Cuando Rita se mudó a Nueva York a petición de sus nuevos jefes, era una niña de 18 años que echaba de menos a sus padres. Jay-Z le alquiló un apartamento en Brooklyn y solía invitarla a cenar con su familia para aliviar su nostalgia de Londres. Fue así como Beyoncé se convirtió casi en una hermana mayor para ella, que siempre se ha llevado bien con las mujeres. 
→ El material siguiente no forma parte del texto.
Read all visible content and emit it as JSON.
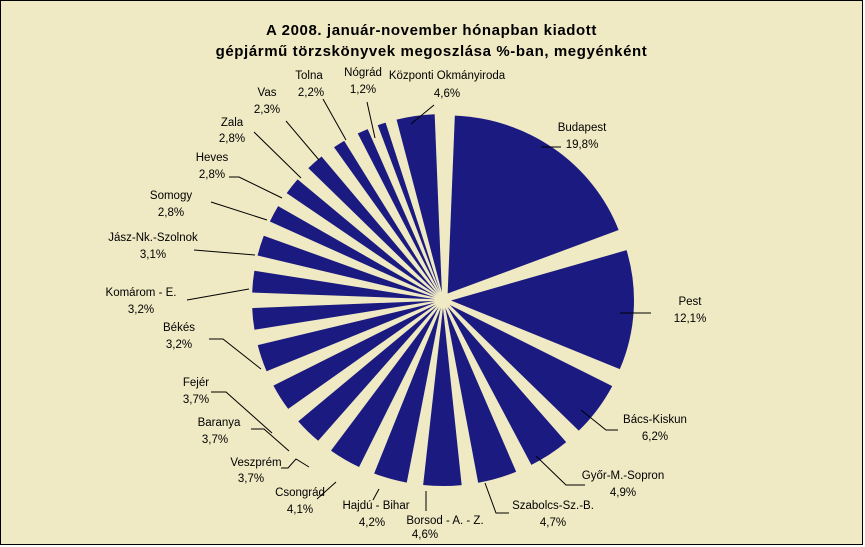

No hay mejor escuela que los dominios de Jay-Z para una aprendiz de estrella del pop. Tampoco podría haber una alumna mejor que Rita. A la vista están los resultados: su disco Ora colocó tres singles en el número uno de Reino Unido, y en la primavera de 2014, cuando tiene lugar esta entrevista, el single I will never let you down ya es un éxito consolidado después de dos semanas en el número uno de las listas británicas. Ha dicho que aspira a conseguir la ética de trabajo de Madonna. Casi nada. “La gente se equivoca, muchos creen que tengo ascendencia latina”, explica Rita, nacida en Prístina, en 1990, de padres albano-kosovares que se refugiaron en Londres antes de que empezara la guerra en Yugoslavia.

Seguridad

Su madre, psiquiatra, hizo de ella una niña segura: “Nunca hagas el papel de víctima”, le aconsejaba entonces y ahora. “Es una mujer fuerte y su enseñanza fundamental es que pase lo que pase, hay que mirar adelante, ser fuerte y continuar”, asegura Rita. A los 11 años quedó claro que la niña tenía un talento especial. Entonces su padre decidió que si se convertía en una estrella sus fans tendrían que saber pronunciar su nombre, y cambió su apellido Sahatciu (relojero) por algo de similar significado y fácil pronunciación: Ora.